Despite our ever-improving understanding of ice sheet dynamics, difficulties associated with modelling polar ice sheet response to climate change remains the largest source of uncertainty in global sea-level projections. This is especially true when modelling the Antarctic Ice Sheet.

 

The SWAIS2C project will:

  • Drill beneath the seafloor to recover sediment cores at two locations along the Siple Coast of West Antarctica, where land ice begins to float and form the Ross Ice Shelf. This region where the land ice begins to float is called the grounding zone.
  • Extract geological data from these sediment cores to reconstruct environmental conditions that characterised the drill sites as climate changed in the past. We will focus on periods of prior warmth to determine whether the Ross Ice Shelf disappeared and how far the grounding zone retreated or advanced.
  • Use numerical models to simulate ice sheet response to these past intervals of warmth. Data from the drill cores will provide constraints for the models to test and enhance their ability to simulate prior environmental changes in West Antarctica.

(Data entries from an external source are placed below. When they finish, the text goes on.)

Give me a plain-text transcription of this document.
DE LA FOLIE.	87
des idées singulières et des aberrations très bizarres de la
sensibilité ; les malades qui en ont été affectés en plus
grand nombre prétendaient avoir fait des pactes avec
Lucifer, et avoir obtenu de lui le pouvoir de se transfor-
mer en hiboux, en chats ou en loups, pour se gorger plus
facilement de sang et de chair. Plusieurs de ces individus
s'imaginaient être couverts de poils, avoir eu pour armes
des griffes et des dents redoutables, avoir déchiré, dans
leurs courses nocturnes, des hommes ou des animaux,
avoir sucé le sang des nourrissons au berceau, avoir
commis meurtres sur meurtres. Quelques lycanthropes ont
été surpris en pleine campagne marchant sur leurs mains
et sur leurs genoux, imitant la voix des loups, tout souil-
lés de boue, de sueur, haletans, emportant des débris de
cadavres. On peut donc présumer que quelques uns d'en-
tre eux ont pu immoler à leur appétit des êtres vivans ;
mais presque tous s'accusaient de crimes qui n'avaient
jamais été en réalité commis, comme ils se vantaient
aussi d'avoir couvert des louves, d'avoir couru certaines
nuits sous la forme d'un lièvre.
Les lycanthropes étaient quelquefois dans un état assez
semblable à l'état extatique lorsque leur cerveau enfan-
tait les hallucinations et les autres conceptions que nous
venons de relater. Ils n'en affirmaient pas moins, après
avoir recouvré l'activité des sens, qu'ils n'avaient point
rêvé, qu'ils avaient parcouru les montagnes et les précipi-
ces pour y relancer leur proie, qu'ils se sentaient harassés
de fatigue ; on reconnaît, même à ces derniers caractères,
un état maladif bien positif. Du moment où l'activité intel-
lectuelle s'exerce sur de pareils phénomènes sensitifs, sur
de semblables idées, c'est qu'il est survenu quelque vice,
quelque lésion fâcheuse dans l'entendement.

Researchers, engineers, and logistics providers representing 10 countries held a virtual workshop in October 2020. The aim was to evaluate and plan for interdisciplinary scientific opportunities and engineering challenges for an International Continental Drilling Program (ICDP) project along the Siple Coast near the grounding zone of the WAIS. At this meeting, the members outlined specific research objectives and logistical challenges associated with the recovery of Neogene and Quaternary geological records from the West Antarctic interior adjacent to the Kamb Ice Stream and at Crary Ice Rise. 

New geophysical surveys at these locations identified drilling targets in which new drilling technologies will allow for the recovery of up to 200 m of sediments beneath the ice sheet. Sub-ice-shelf records have so far proven difficult to obtain but are critical to better constrain marine ice sheet sensitivity to past and future increases in global mean surface temperature up to 2°C (3.5°F) above pre-industrial levels.

Our partnerships
The resulting international partnership is comprised of geologists, glaciologists, oceanographers, geophysicists, microbiologists, climate and ice sheet modelers, engineers, and outreach specialists. The scientific and technological advances developed through this program will enable us to test whether the West Antarctic Ice Shelf collapsed during past intervals of warmth and to determine its sensitivity to a +2 °C global warming threshold.